Consumers know when brands are marketing to the masses. But pull some data and do a little segmentation, and all of a sudden you’ve got a more complete view of consumers. The more complete your customer view is, the easier it becomes to align and personalize your messaging. It also allows you to deploy an offer at the precise moment it matters most, creating a seamless experience that increases the chances of a purchase.

Let’s say you’re marketing suntan lotion. Promotions generally occur at certain times of year, right? But data can provide further context, opening up additional opportunities to target various consumer segments through weather-triggered ads. So when there’s a warm snap in the Midwest, you might want to set up a trigger to push out a message on a sunny day.

Location-based advertising can direct shoppers to a nearby store that has the products they’re looking for. Valassis worked with a regional grocer to drive visits from competitor stores using targeted, digital advertising media based on real-time shopper signals such as product interest and proximity to their locations. The approach was a success for the retailer which achieved a strong visit rate of 7.6%. Additionally, for nearly 10% of these store visits, dwell time ranged from 32 minutes to an hour.

2. Work with partners who can connect signals with your campaign.
unified approach will always win out over siloed efforts. Cohesive campaign data allows for greater visibility into the impact and results. It also affords greater agility, making it easier to adjust advertising as needed — even weather-based marketing.

The only problem is that aggregating data from multiple sources on your own can be time-consuming. The lost time could translate into missed opportunities to connect with ideal consumers via real-time location-based advertising or weather-triggered ads. A third-party vendor can help you connect signals to optimize your campaign.

3. Know your market.
Future consumer behavior can often be traced back to interest and intent data. Interest data shows behavior over time, and intent data tells marketers what you are in the market for at a specific moment in time. If you’re able to identify how they interact across media, you’ll be better equipped to respond with the right message.
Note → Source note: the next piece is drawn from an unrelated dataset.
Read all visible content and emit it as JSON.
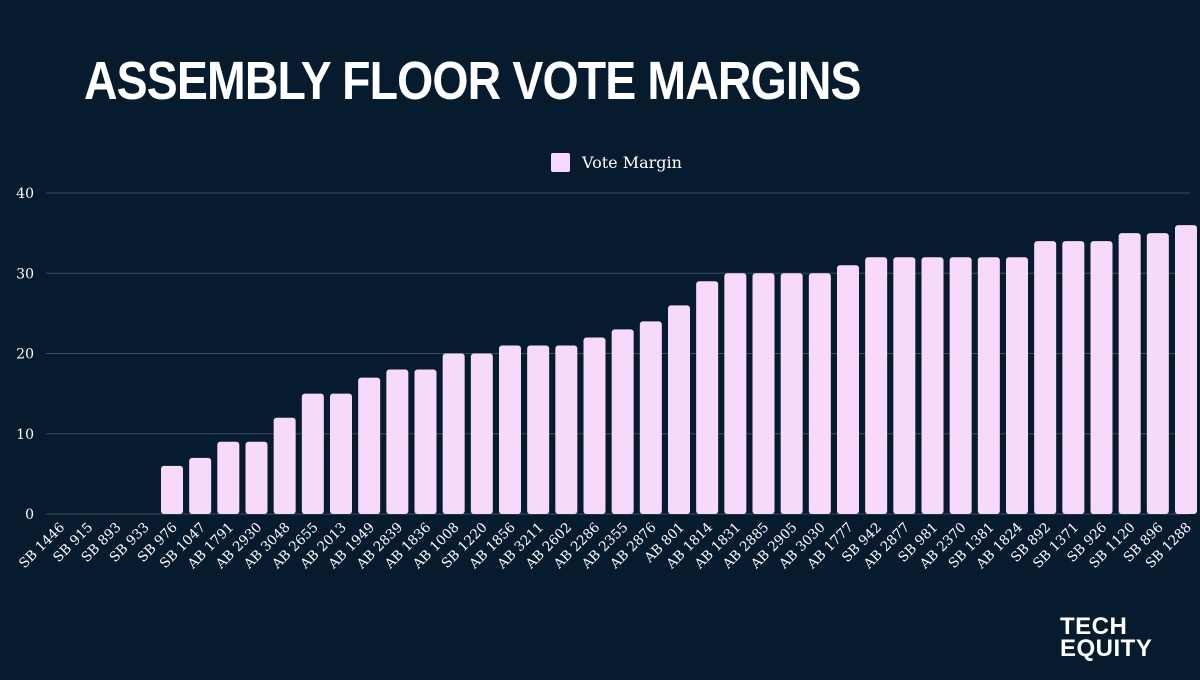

Using these data signals to trigger messaging also provides a better customer experience. You’re able to meet their expectations and offer the necessary information to help them make an informed purchase. Besides, timeliness matters with marketing. If that key moment of intent or interest is missed, you might lose out on a sale.

Understanding the consumer is vital in any good marketing campaign. But when you add that extra layer of environmental factors, you take your efforts to the next level. You’re able to trigger messaging to satisfy both the immediate and future needs of your customers.